レスファートが通常と違う基準で、きれいだのきれいではないだのと判断しているとは『しゃべり鳥』(ライノ)達にはわからない。しかも、『しゃべり鳥』(ライノ)達は自分達の美しさを誇って生きているような生物、それを真っ向から否定するようなことを言い放って許せるはずもない。
「そうでしょ、ユーノ、ユーノは一番きれいなんだし、ぼくまちがってないもん!」
「う」
「間違ってるわ」
「根本的に間違ってるわよ!」
「まちがってないもんっっっ!」
「間違ってるってば!」
「いいかげんにしなさい、子供だと思って!」
「まちがってなーいっっ!」
泣き泣きレスファートは己の正当性を叫び、『しゃべり鳥』(ライノ)達は一層騒がしく激怒していく。
「レス、あのね」
「だから」
とにかくレスファートを落ち着かせようと口を開いたユーノに、背後のライノが口を挟んだ。
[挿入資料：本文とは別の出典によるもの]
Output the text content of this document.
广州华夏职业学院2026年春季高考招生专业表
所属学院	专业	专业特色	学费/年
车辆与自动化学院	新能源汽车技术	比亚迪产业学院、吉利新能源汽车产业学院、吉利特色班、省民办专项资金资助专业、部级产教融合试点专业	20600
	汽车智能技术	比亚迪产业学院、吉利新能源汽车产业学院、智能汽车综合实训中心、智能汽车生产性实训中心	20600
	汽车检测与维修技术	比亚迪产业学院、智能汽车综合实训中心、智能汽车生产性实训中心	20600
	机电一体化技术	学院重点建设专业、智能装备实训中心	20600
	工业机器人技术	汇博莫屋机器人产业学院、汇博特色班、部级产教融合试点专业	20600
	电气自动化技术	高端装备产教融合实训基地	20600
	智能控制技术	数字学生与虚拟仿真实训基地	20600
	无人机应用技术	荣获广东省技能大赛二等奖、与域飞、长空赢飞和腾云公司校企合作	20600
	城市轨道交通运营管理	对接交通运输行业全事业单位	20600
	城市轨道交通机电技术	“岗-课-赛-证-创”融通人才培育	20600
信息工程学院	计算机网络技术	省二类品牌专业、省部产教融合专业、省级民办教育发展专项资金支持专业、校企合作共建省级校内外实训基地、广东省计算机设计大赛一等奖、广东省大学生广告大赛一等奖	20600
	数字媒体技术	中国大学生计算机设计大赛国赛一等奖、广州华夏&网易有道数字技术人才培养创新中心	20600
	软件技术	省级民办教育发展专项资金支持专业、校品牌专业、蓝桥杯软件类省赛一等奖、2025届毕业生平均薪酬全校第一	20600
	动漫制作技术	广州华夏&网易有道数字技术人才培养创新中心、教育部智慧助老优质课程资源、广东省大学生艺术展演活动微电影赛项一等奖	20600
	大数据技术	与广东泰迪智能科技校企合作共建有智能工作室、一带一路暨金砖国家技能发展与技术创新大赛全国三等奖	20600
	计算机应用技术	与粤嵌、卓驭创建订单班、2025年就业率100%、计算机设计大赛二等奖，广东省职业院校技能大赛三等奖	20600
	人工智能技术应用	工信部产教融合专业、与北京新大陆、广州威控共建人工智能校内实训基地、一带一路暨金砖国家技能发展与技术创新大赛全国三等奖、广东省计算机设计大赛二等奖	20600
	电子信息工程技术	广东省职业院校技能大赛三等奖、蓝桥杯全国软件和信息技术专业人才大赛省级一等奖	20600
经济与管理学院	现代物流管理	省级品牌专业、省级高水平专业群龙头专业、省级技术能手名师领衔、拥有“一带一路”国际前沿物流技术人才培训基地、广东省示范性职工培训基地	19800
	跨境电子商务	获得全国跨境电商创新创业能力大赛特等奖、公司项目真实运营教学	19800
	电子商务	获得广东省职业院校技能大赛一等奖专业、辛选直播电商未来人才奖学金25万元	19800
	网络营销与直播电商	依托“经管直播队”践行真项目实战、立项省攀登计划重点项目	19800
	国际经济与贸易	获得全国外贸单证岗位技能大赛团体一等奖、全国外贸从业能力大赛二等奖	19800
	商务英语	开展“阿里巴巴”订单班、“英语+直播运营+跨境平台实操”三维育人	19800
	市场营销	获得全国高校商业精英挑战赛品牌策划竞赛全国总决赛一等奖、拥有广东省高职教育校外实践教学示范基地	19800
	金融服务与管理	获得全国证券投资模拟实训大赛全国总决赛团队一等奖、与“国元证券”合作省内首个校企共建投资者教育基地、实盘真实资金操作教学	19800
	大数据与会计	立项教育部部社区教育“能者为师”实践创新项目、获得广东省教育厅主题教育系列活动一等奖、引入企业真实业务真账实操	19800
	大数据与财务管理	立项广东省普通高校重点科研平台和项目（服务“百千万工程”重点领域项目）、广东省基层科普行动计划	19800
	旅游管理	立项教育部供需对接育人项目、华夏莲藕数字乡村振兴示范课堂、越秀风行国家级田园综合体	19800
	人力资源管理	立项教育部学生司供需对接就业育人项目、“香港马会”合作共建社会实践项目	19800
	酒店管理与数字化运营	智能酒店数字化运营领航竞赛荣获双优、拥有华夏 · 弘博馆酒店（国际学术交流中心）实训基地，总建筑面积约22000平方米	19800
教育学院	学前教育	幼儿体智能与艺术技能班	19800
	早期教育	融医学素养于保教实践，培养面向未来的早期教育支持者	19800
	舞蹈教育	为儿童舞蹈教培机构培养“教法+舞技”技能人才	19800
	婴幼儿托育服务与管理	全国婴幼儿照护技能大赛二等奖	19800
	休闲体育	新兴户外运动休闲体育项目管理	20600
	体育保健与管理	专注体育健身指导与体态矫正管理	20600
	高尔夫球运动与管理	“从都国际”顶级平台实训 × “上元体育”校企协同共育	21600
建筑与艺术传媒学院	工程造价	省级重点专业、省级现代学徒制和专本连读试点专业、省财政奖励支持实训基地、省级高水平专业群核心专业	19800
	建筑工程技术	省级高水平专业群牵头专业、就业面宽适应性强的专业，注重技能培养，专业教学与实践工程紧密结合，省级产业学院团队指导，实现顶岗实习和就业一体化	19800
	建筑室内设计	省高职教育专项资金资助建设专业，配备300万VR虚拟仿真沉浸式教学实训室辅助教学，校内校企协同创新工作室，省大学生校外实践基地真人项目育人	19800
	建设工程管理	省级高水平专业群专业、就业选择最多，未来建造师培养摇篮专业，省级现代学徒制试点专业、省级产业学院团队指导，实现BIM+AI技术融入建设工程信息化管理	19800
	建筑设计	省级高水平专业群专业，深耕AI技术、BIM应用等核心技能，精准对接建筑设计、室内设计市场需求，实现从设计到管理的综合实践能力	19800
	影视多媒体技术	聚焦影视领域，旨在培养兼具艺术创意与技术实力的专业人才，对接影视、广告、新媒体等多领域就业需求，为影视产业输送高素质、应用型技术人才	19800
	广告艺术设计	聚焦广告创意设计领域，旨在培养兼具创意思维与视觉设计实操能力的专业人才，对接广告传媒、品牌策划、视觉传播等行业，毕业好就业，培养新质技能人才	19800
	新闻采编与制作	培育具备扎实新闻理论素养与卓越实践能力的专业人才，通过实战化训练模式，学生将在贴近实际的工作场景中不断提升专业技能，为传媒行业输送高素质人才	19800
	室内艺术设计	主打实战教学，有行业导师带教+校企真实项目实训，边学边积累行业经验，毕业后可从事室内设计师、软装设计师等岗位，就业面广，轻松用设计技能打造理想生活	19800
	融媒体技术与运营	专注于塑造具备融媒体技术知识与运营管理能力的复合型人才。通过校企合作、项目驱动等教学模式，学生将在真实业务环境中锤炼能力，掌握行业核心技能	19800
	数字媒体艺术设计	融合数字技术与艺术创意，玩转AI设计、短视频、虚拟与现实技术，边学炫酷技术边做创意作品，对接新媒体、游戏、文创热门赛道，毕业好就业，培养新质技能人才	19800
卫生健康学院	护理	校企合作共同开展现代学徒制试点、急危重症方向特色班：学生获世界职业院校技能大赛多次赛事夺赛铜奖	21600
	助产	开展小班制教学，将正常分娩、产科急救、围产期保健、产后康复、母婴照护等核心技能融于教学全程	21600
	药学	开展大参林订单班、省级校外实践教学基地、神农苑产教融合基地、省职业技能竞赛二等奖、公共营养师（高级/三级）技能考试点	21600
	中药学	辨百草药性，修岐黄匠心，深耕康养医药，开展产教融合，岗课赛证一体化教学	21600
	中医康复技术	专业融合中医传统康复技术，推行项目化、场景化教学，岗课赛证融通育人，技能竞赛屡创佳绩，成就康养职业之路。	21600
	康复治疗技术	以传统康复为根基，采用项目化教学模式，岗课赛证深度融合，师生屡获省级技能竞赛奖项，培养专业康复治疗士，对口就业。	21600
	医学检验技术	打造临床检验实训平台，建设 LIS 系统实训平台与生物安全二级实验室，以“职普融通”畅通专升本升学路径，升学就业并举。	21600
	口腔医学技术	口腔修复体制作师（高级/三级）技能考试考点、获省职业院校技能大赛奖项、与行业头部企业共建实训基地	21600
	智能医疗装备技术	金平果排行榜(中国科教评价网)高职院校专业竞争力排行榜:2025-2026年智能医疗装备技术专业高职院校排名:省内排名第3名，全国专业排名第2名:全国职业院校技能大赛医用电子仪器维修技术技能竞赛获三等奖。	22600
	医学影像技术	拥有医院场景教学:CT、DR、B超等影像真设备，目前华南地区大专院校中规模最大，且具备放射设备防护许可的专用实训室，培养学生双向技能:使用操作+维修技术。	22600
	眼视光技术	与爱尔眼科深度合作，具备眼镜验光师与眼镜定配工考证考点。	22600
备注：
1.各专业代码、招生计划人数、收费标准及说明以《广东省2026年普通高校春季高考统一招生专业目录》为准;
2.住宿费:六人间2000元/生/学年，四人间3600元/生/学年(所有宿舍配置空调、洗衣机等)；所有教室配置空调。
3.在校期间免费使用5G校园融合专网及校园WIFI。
「あたしは言ったのよ、それはあたしがこんなところに入ってて、きっとよく見えないからよって」
「見えてるもん! ぼく目はいいもんっっ!」
「レス、ちょっとほら」
「ひいいっく」
ぽんぽんとレスファートの背中を叩いて沈めながら、それで、と促すと、
「だか、だから、とに、かくっ、ここの、とをあけて、って」
レスファートはしゃくりあげながらことばを続ける。
「でも、ぼく、あけかた、わかんなくて…っ」
「あたしはその子に言ったのよ、キスして、って」
「え」
ぎょっとしてライノを振り返る。
「…してくれたわよ?」
「え」
慌ててレスファートを覗き込む。
「レス?」
「え?」
レスファートはきょとんと目を見開く。
「おはようってするのだよ? 朝いつもユーノしてくれるの」
「あ、ああ」
頬にか。
ちょっとほっとしてしまう自分がなんだか微妙な気分になる。